Zenobia parou de andar e franziu a testa:
— É verdade, mas você pensou bem nisso? Se no futuro você acabar voltando para a família Salazar...
— Zenobia — Ema a interrompeu com um tom suave. — Vamos esquecer isso. Não quero ter nenhum envolvimento com ela. Mesmo que as crianças passem os finais de semana com a família Salazar no futuro, eu só vou deixá-las e buscá-las rapidinho, ou peço para o Alípio fazer isso. Enfim, quanto menos eu a vir, melhor.
— Tudo bem, desde que você tenha certeza. Vamos nessa.
Ema segurou Zenobia, que já estava prestes a dar um passo:
— Qual é a pressa? Você percebe quando estou escondendo algo, acha que eu não noto quando você está com a cabeça cheia de problemas?
Zenobia:
— ...
Ema abriu um sorriso malicioso:
— Desembucha. Somos melhores amigas, não temos segredos uma para a outra.
Zenobia deu um sorriso forçado:
— Ema, desde quando você ficou tão fofoqueira?
Ema ajeitou os cabelos com charme:
— Ah, deve ser a idade chegando.
— Ah, para com isso! — Zenobia deu um empurrãozinho nela, rindo e suspirando de frustração: — Eu conto, eu conto, mas vamos pegar o carro primeiro.
As duas seguiram em direção ao carro, rindo e brincando pelo caminho.
Enquanto isso, Benício as observava pela janela de vidro da cafeteria. À medida que as duas se afastavam, o seu olhar foi se tornando cada vez mais sombrio.

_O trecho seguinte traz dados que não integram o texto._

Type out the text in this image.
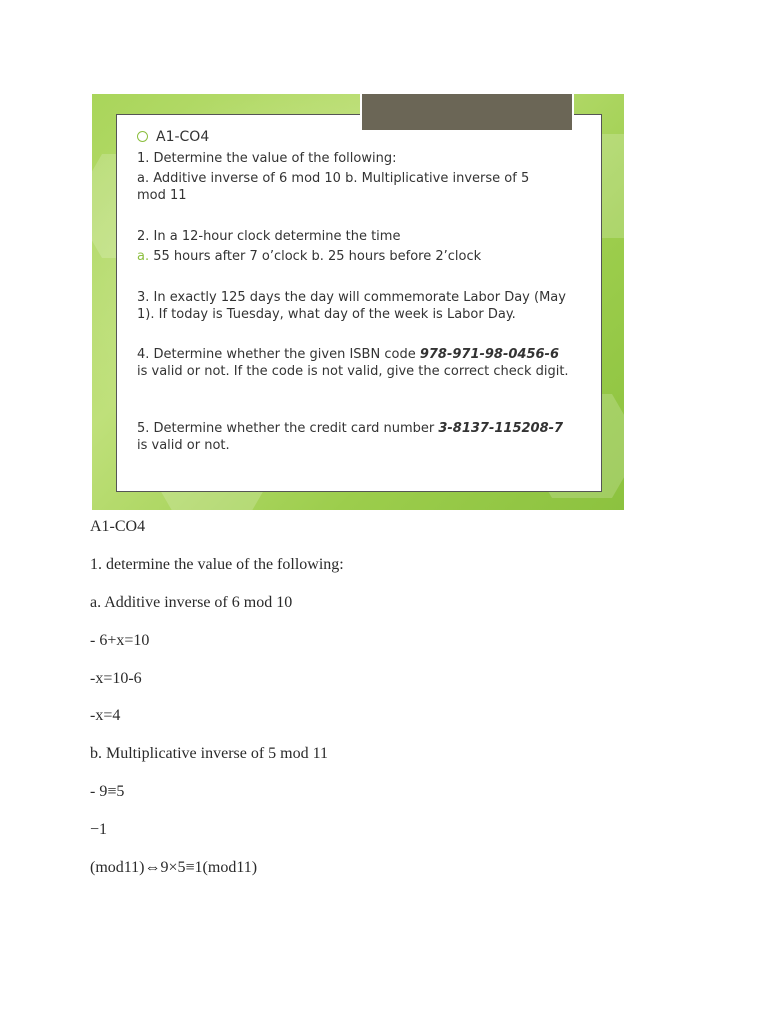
A1-CO4
1. Determine the value of the following:
a. Additive inverse of 6 mod 10 b. Multiplicative inverse of 5
mod 11
2. In a 12-hour clock determine the time
a. 55 hours after 7 o’clock b. 25 hours before 2’clock
3. In exactly 125 days the day will commemorate Labor Day (May
1). If today is Tuesday, what day of the week is Labor Day.
4. Determine whether the given ISBN code 978-971-98-0456-6
is valid or not. If the code is not valid, give the correct check digit.
5. Determine whether the credit card number 3-8137-115208-7
is valid or not.
A1-CO4
1. determine the value of the following:
a. Additive inverse of 6 mod 10
- 6+x=10
-x=10-6
-x=4
b. Multiplicative inverse of 5 mod 11
- 9≡5
−1
(mod11)⇔9×5≡1(mod11)
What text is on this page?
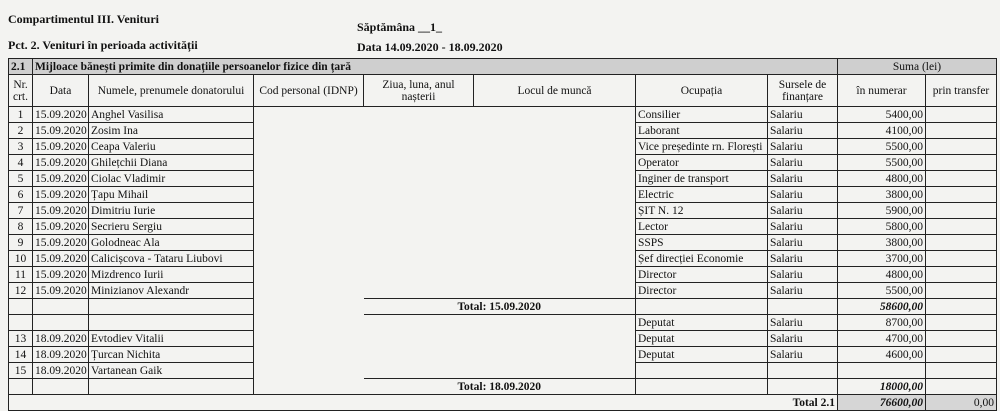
Compartimentul III. Venituri
Pct. 2. Venituri în perioada activității
Săptămâna __1_
Data 14.09.2020 - 18.09.2020
2.1	Mijloace bănești primite din donațiile persoanelor fizice din țară							Suma (lei)	
Nr. crt.	Data	Numele, prenumele donatorului	Cod personal (IDNP)	Ziua, luna, anul nașterii	Locul de muncă	Ocupația	Sursele de finanțare	în numerar	prin transfer
1	15.09.2020	Anghel Vasilisa				Consilier	Salariu	5400,00	
2	15.09.2020	Zosim Ina				Laborant	Salariu	4100,00	
3	15.09.2020	Ceapa Valeriu				Vice președinte rn. Florești	Salariu	5500,00	
4	15.09.2020	Ghilețchii Diana				Operator	Salariu	5500,00	
5	15.09.2020	Ciolac Vladimir				Inginer de transport	Salariu	4800,00	
6	15.09.2020	Țapu Mihail				Electric	Salariu	3800,00	
7	15.09.2020	Dimitriu Iurie				ȘIT N. 12	Salariu	5900,00	
8	15.09.2020	Secrieru Sergiu				Lector	Salariu	5800,00	
9	15.09.2020	Golodneac Ala				SSPS	Salariu	3800,00	
10	15.09.2020	Calicișcova - Tataru Liubovi				Șef direcției Economie	Salariu	3700,00	
11	15.09.2020	Mizdrenco Iurii				Director	Salariu	4800,00	
12	15.09.2020	Minizianov Alexandr				Director	Salariu	5500,00	
				Total: 15.09.2020				58600,00	
						Deputat	Salariu	8700,00	
13	18.09.2020	Evtodiev Vitalii				Deputat	Salariu	4700,00	
14	18.09.2020	Țurcan Nichita				Deputat	Salariu	4600,00	
15	18.09.2020	Vartanean Gaik							
				Total: 18.09.2020				18000,00	
Total 2.1								76600,00	0,00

Ele pegou o celular lentamente e discou um número.
....................
Ao sair do restaurante, Glória não estava com a menor vontade de ir para casa. Depois de se despedir de Natália, ela foi direto para o escritório de Alípio.
Alípio passou o braço pelos ombros dela e brincou:
— Olha só, Dona Glória, a senhora é uma mulher tão culta, mas já reparou no que está fazendo? Só falta imprimir o meu currículo e sair distribuindo na praça.
— Pare de tentar me bajular! — Glória o empurrou, visivelmente contrariada. — Culta ou não, o meu papel principal é ser mãe, não é? O que a Natália tem de errado?
O olhar de Alípio perdeu um pouco do brilho:
— Me dê um pouco de tempo.
Ao ver a melancolia no rosto de Alípio, os olhos de Glória se encheram de lágrimas:
— Meu filho, o que a Ema tem de tão especial? Por que é tão difícil esquecê-la? Ouça o conselho da sua mãe, vocês não têm futuro juntos. Ela foi cruel e se escondeu de você por anos. Mesmo quando você estava naquele túnel, preferindo arriscar a própria vida para garantir que ela saísse sã e salva, o que ela fez? Ela por acaso deu valor a esse sacrifício?
Glória implorava com o coração na mão. Vendo que Alípio permanecia em silêncio, com uma expressão inabalável, ela continuou:
— Além disso, o seu avô gostava tanto dela, e nesses últimos anos ela o ignorou completamente! E tem também a Catarina! Tudo bem que aquela mulher não tratou a Ema da melhor forma, mas foi ela quem a criou e pagou os estudos dela. E quando a Catarina foi presa, a Ema não deu a mínima. Nem sequer foi visitá-la.